We've had some interesting luck with VMconverter. Seems we get good speeds off the bat, but eventually the speeds crawl. I'd be happy with 20MB/s, but we start around 17MB/s, then it drops down to 4MB/s, then 2MB/s. It's actually really funny...the timer went up to 54 minutes off the bat with 17MB/s, and two hours later it's up to 1:10 and 4MB/s. Awesome. The sunny side to all this is that, barring the 'semaphore' errors, it's worked no problem.

VMconvert and error: 'semaphore timeout period'

Well, discovered an interesting issue. When running VMConverter as the server version and P2Ving remote clients, I've run into an error: ' Error 0x80070079: The semaphore timeout period has expired ' Can't really find any reasoning behind this (possibly ISA blocking RPC), but if you install the converter on the local machine it seems to work just fine. The possible reason for it could be that our VMconverter server is running on one subnet, and the client is on another subnet. ISA has two IPs, one for each subnet, but that doesn't seem to matter. We have had RPC issues going from one subnet to the other already, so this could be a viable answer.

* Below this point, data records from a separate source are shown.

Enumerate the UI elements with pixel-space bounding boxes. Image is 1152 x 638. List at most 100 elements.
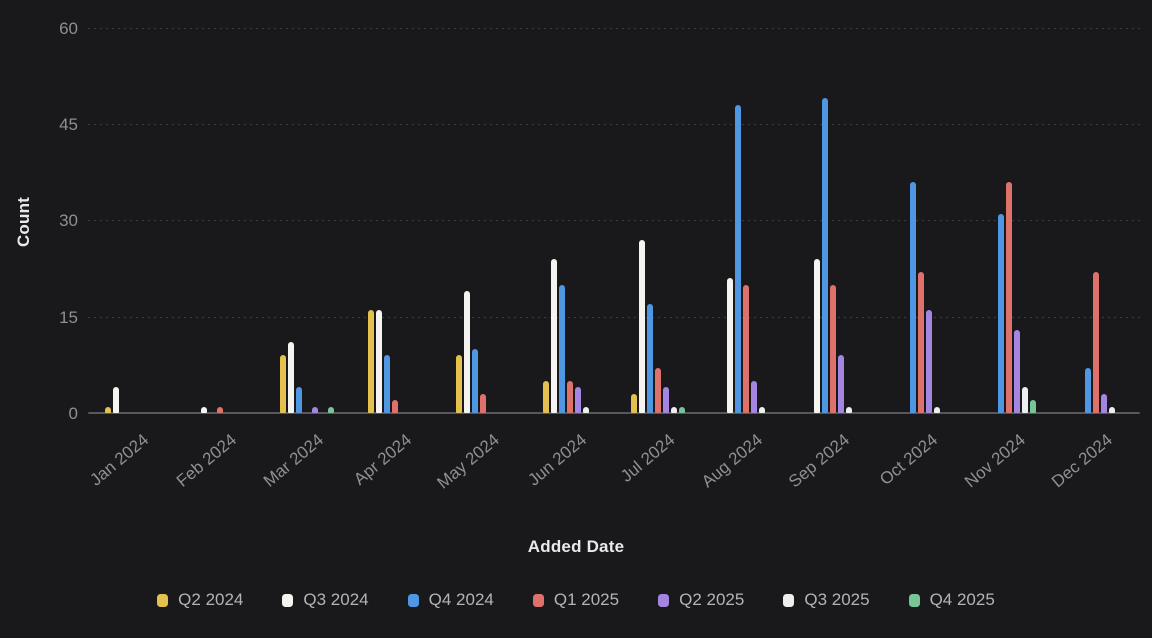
bar-q1-2025-nov-2024[interactable] — [1005, 181, 1012, 413]
bar-group-jan-2024 — [104, 0, 160, 413]
legend-item-q4-2024[interactable]: Q4 2024 — [407, 590, 494, 610]
bar-q4-2024-jul-2024[interactable] — [646, 303, 653, 413]
bar-q2-2024-mar-2024[interactable] — [280, 355, 287, 413]
bar-q2-2025-oct-2024[interactable] — [925, 310, 932, 413]
legend-item-q3-2024[interactable]: Q3 2024 — [282, 590, 369, 610]
bar-q2-2024-jan-2024[interactable] — [104, 406, 111, 413]
bar-q4-2024-jun-2024[interactable] — [559, 284, 566, 413]
bar-q4-2024-mar-2024[interactable] — [296, 387, 303, 413]
bar-q4-2024-nov-2024[interactable] — [997, 213, 1004, 413]
bar-q2-2025-jul-2024[interactable] — [662, 387, 669, 413]
bar-q1-2025-dec-2024[interactable] — [1093, 271, 1100, 413]
legend-swatch-icon — [157, 593, 169, 607]
bar-group-oct-2024 — [893, 0, 949, 413]
bar-q3-2025-jul-2024[interactable] — [670, 406, 677, 413]
bar-q4-2024-may-2024[interactable] — [471, 348, 478, 413]
bar-q1-2025-aug-2024[interactable] — [742, 284, 749, 413]
bar-slot — [1084, 368, 1092, 413]
bar-q2-2025-dec-2024[interactable] — [1101, 393, 1108, 413]
bar-q3-2024-aug-2024[interactable] — [726, 278, 733, 413]
bar-q1-2025-apr-2024[interactable] — [391, 400, 398, 413]
legend-label: Q4 2025 — [929, 590, 995, 609]
bar-q3-2024-jan-2024[interactable] — [112, 387, 119, 413]
bar-q4-2025-mar-2024[interactable] — [328, 406, 335, 413]
bar-slot — [295, 387, 303, 413]
bar-group-aug-2024 — [718, 0, 774, 413]
legend-swatch-icon — [908, 593, 920, 607]
x-tick-dec-2024: Dec 2024 — [1048, 430, 1117, 492]
legend-item-q2-2024[interactable]: Q2 2024 — [157, 590, 243, 610]
bar-q4-2024-dec-2024[interactable] — [1085, 368, 1092, 413]
legend-swatch-icon — [532, 593, 544, 607]
bar-q3-2025-dec-2024[interactable] — [1109, 406, 1116, 413]
bar-q3-2024-feb-2024[interactable] — [200, 406, 207, 413]
bar-slot — [1092, 271, 1100, 413]
bar-slot — [845, 406, 853, 413]
bar-slot — [638, 239, 646, 413]
bar-slot — [558, 284, 566, 413]
bar-q2-2025-aug-2024[interactable] — [750, 380, 757, 413]
x-axis-baseline — [88, 412, 1140, 414]
bar-q4-2025-nov-2024[interactable] — [1029, 400, 1036, 413]
bar-q3-2025-nov-2024[interactable] — [1021, 387, 1028, 413]
bar-q2-2024-apr-2024[interactable] — [367, 310, 374, 413]
legend-item-q1-2025[interactable]: Q1 2025 — [532, 590, 619, 610]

Remote users and their associated troubles

So we have a few remote users - only ever connect via VPN. This is usually fine, unless - group policy updates need to be done!! Dun dun dunnnn. Then it stinks. Here's how we get around it for now: (I've been told that RPC over HTTPS is the cat's meow, but we'll have to wait for 2008 R2 first.) 1. Connect to VPN. 2. Run gpupdate /force. 3. Reboot. 4. Log on using dial up connection, use VPN connection. 5. It works! Sounds easy, but took forever to figure out that's how it's supposed to be done. There is no real way to auto-run the VPN prior to logging on. You can set up a service to run, but there's no guarantees there. Another catch is to ensure that the VPN you're using is set up so that anyone on the computer can use it - if you choose 'only for me' when installing your VPN, it won't work, as anyone can use the Windows logon screen!